Naturalmente, qualche responsabilità ce l’ha anche il mondo imprenditoriale, che vedrà ridursi progressivamente la capacità del mercato interno di assorbire prodotti che pochi potranno permettersi e assisterà di conseguenza ad una selezione darwiniana delle imprese nazionali. Ma questo, è una constatazione, poco interessa al nuovo manager globale, che si sposterà verso lidi più accoglienti senza rimorso alcuno. È il suo mestiere, e non c’è da scandalizzarsi se lo farà fino in fondo. Certo a Confindustria non piacerà, ma il ruolo delle associazioni imprenditoriali nazionali appare già un residuato storico destinato all’estinzione.

Questo è il quadro generale, ma non si può dimenticare che i protagonisti sono persone in carne ed ossa, e toccherà a loro, incolpevoli, pagare il salatissimo conto. Gli operai Fiat sono i primi, altri seguiranno. Inutile discutere adesso se è bene che abbia vinto il sì o se sarebbe stata preferibile la vittoria del no. Ora bisogna fare in modo che il referendum non abbia conseguenze negative. Marchionne deve fare la sua parte, mantenendo le promesse. Cisl e Uil devono stare all’erta. E il governo dovrebbe vigilare su tutti. La prima delle sue preoccupazioni (ma anche quella dell’azienda e dei sindacati firmatari dell’accordo) dovrebbe essere quella di non escludere la Fiom. Perché la percentuale dei no è stata molto più alta delle aspettative, ma anche perché includere è molto più conveniente che emarginare.

Purtroppo le premesse non sono buone. Nel governo finora ha prevalso la linea del ministro Sacconi, basata su un cieco spirito di rivincita nei confronti dell’odiata Cgil. Gli altri lo hanno seguito. Ora Cisl e Uil potrebbero essere tentate di andare avanti, nella speranza di sottrarre alla Cgil l’egemonia. Ma il rischio è altissimo: se anche riuscissero a erodere consensi al sindacato maggiore, finirebbero comunque per incattivire il dissenso operaio. Le stelle a cinque punte sono già ricomparse sui muri di Torino. Sarebbe bene non contribuire e creare il brodo di coltura per una nuova stagione di piombo, che affonderebbe definitivamente l’economia italiana.

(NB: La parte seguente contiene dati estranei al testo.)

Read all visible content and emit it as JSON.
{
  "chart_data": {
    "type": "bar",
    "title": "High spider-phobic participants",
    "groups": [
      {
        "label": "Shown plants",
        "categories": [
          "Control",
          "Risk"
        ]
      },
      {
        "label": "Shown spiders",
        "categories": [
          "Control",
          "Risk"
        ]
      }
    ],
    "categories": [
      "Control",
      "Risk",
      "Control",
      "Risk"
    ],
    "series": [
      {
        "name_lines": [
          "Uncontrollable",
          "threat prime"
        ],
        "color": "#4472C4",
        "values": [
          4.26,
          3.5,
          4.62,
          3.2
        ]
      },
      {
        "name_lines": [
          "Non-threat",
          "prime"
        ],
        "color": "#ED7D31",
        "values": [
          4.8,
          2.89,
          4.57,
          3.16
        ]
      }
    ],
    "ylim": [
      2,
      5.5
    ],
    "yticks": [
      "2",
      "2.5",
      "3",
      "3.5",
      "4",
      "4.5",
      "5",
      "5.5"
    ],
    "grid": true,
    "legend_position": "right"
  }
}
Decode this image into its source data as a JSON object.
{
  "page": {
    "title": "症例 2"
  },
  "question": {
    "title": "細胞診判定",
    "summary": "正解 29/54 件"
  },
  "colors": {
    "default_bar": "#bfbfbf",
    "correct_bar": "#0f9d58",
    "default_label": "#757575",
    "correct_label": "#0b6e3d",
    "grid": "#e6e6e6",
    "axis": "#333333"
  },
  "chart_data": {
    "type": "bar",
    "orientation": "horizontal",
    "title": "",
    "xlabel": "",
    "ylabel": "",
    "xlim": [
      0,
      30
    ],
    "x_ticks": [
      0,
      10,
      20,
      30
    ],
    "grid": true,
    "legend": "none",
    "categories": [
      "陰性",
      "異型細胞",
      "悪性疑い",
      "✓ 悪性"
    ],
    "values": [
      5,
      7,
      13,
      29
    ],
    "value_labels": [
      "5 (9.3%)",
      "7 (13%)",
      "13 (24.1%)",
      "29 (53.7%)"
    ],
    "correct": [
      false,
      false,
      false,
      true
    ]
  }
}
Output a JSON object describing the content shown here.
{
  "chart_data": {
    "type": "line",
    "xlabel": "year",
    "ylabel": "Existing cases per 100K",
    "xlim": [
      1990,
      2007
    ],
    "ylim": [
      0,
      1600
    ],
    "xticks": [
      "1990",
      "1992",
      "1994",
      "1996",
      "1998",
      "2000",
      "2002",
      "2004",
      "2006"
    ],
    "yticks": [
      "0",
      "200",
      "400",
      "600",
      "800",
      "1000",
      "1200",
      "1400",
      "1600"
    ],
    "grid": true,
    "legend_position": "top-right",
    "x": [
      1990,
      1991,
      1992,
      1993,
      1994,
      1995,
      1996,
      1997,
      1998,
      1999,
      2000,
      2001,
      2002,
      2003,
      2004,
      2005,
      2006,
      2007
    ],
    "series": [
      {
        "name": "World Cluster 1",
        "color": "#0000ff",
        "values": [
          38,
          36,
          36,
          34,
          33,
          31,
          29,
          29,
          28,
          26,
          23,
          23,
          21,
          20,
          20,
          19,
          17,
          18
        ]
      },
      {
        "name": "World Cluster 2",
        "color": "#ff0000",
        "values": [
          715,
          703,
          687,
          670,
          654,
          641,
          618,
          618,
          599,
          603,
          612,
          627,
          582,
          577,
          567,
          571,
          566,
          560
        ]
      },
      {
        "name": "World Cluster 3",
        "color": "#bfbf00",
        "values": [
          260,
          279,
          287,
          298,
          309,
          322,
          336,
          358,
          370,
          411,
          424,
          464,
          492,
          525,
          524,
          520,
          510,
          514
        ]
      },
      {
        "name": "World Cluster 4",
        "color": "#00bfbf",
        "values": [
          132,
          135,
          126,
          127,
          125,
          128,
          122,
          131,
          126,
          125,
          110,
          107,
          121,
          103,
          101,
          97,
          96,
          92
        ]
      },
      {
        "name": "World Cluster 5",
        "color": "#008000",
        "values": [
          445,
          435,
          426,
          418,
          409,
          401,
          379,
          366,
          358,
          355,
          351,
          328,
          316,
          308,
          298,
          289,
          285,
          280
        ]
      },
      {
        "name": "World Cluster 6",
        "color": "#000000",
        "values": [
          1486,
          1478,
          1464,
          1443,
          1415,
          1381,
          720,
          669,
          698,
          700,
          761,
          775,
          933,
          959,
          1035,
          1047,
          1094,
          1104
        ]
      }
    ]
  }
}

Infine, la politica tutta dovrebbe finalmente elaborare una strategia economica e sociale all’altezza dei tempi: non basta rimasticare le vecchie ricette, bisogna inventarne di nuove. Ma la sinistra, che pure avverte il pericolo, non riesce a uscire dalla lotta intestina che la paralizza, mentre il terzo polo appare immaturo. Eppure è su di loro che grava la massima responsabilità, visto che Berlusconi, tra Ruby e la nuova fidanzata, ha altro per la testa. Speriamo che si sveglino prima che sia troppo tardi.